FastBull BrokersView
Masuk

CySEC Memperluas Fokus Pengawasan Menjelang Kepresidenan Dewan Uni Eropa Siprus

2026-01-22 BrokersView

 

Komisi Sekuritas dan Bursa Siprus (CySEC) memasuki tahun 2026 dengan agenda pengawasan yang diperluas, setelah setahun melakukan inspeksi yang lebih intensif, tindakan penegakan hukum yang lebih luas, dan koordinasi yang lebih erat dengan otoritas Eropa.

 

Saat mempresentasikan tinjauan tahunan CySEC 2025 di Nicosia, ketua George Theocharides mengatakan bahwa tahun lalu telah dibentuk oleh upaya untuk memperkuat kredibilitas pengawasan di tengah meningkatnya tuntutan regulasi, percepatan digitalisasi di pasar keuangan, dan meningkatnya risiko geopolitik. Tinjauan ini juga dibingkai dalam konteks Siprus yang memegang Kepresidenan Dewan Uni Eropa pada paruh pertama tahun 2026.

 

Sepanjang tahun 2025, CySEC melakukan hampir 600 inspeksi di lokasi dan di luar lokasi yang mencakup Perusahaan Investasi Siprus, manajer dana, skema investasi kolektif, penerbit, dan penyedia infrastruktur pasar. Inspeksi tersebut berfokus pada standar perilaku, kecukupan modal, pengungkapan keberlanjutan, kualitas data, dan kepatuhan terhadap kerangka kerja Uni Eropa termasuk MiFID II, Undang-Undang Ketahanan Operasional Digital, dan Peraturan Pasar Aset Kripto.

 

Skala aktivitas pengawasan mencerminkan pengawasan yang lebih ketat terhadap perusahaan lintas batas yang beroperasi dari Siprus, seiring dengan intensifikasi pengawasan tingkat Uni Eropa menjelang masa Kepresidenan yang akan datang.

 

Penegakan hukum tetap menjadi komponen kunci dari pekerjaan CySEC. Denda administratif dan penyelesaian mencapai total €2,3 juta selama tahun tersebut, sehingga total hukuman kumulatif selama tiga tahun terakhir mencapai €7,3 juta. Tindakan regulasi juga mencakup langkah-langkah korektif dalam lebih dari 170 kasus, penangguhan dan pencabutan lisensi, serta penghentian perdagangan untuk sekuritas tertentu yang terdaftar di Bursa Efek Siprus.

 

Beberapa kasus dirujuk ke Jaksa Agung, lembaga penegak hukum, dan MOKAS, unit intelijen keuangan Siprus. Pengawasan anti pencucian uang menjadi fokus utama, dengan CySEC melakukan 43 inspeksi AML tematik dan meningkatkan pemantauan kepatuhan terhadap langkah-langkah pembatasan Uni Eropa, khususnya yang terkait dengan Rusia.

 

CySEC juga memperluas fokus pengawasannya ke area perilaku pasar yang sedang berkembang.

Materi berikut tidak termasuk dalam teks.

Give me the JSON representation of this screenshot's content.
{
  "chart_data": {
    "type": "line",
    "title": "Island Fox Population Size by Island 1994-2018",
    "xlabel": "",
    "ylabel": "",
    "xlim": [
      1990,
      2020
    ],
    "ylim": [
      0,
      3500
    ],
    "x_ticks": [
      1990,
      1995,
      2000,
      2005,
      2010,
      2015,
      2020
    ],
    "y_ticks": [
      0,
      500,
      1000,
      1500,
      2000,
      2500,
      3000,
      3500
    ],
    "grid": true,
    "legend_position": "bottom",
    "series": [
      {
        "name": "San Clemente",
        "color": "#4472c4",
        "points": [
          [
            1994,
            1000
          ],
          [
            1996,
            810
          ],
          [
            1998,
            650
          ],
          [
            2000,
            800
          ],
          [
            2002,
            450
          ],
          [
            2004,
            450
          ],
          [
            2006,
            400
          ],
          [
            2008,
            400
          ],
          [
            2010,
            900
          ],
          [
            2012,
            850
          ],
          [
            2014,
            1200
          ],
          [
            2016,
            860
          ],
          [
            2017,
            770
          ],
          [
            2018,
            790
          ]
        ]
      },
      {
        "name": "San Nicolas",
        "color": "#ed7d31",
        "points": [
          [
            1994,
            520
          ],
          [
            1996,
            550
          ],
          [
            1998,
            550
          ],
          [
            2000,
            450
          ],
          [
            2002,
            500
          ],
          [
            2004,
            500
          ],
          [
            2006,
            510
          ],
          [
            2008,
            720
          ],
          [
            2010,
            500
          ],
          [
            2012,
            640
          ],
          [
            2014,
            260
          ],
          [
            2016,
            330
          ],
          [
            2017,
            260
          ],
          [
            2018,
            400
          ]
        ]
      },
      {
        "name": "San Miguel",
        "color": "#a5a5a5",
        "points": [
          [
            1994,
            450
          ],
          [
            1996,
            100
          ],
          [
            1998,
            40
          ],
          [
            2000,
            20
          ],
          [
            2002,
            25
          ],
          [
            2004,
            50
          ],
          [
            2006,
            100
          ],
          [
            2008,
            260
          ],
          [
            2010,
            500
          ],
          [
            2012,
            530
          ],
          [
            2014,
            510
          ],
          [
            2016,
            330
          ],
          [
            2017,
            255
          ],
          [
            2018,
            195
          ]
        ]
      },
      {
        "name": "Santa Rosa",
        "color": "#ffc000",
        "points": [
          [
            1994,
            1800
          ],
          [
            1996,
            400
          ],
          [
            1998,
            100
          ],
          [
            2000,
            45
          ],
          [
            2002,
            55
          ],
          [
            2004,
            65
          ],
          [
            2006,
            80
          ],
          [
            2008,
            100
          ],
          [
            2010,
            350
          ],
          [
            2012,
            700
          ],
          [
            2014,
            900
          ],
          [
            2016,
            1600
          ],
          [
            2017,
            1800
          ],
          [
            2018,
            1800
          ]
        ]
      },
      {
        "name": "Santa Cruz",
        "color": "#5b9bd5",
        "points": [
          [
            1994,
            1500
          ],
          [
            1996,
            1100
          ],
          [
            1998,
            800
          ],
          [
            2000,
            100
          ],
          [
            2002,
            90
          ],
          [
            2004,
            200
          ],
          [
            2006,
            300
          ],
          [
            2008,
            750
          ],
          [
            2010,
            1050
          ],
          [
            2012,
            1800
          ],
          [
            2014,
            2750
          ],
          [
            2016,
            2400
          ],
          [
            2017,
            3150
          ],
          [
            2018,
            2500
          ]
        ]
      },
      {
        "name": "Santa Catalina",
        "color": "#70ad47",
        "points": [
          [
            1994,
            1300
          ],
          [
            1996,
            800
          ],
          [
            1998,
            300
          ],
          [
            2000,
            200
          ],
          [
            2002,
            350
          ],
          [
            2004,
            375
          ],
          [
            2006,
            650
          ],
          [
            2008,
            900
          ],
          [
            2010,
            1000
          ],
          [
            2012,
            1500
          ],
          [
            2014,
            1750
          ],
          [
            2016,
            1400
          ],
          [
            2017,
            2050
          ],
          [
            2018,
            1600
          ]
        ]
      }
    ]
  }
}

Regulator tersebut menyoroti meningkatnya penggunaan tokoh-tokoh media sosial untuk mempromosikan produk investasi sebagai area risiko bagi investor ritel, terutama di pasar online lintas batas.

 

Aktivitas pemberian lisensi terus berlanjut meskipun pendekatan pengawasan diperketat. CySEC menyetujui 47 lisensi baru pada tahun 2025, sehingga jumlah total entitas yang diawasi menjadi 808. Aset yang dikelola dalam skema investasi kolektif mencapai €11,4 miliar, dengan sebagian besar diinvestasikan di Siprus.

 

Investasi teknologi menjadi bagian sentral dari strategi pengawasan CySEC. Regulator tersebut memperluas penggunaan sistem TI, analitik data, perangkat kecerdasan buatan, dan kemampuan keamanan siber selama tahun 2025, dengan peningkatan dan penambahan staf lebih lanjut yang direncanakan untuk tahun 2026.

 

Sepanjang tahun, CySEC berpartisipasi dalam diskusi tingkat Uni Eropa mengenai inisiatif legislatif utama, termasuk Strategi Investasi Ritel, Paket Infrastruktur Pasar, dan usulan revisi Peraturan Pengungkapan Keuangan Berkelanjutan. Siprus dijadwalkan menjadi tuan rumah pertemuan Dewan Manajemen dan Dewan Pengawas Otoritas Sekuritas dan Pasar Eropa pada April 2026.

 

Perlindungan investor tetap menjadi fokus utama. CySEC mengeluarkan beberapa peringatan publik tentang perusahaan daring yang tidak berizin dan melanjutkan inisiatif pendidikan keuangan di sekolah, universitas, dan platform digital, dengan materi terbaru yang membahas perdagangan daring dan risiko aset kripto.

Bagikan

Memuat...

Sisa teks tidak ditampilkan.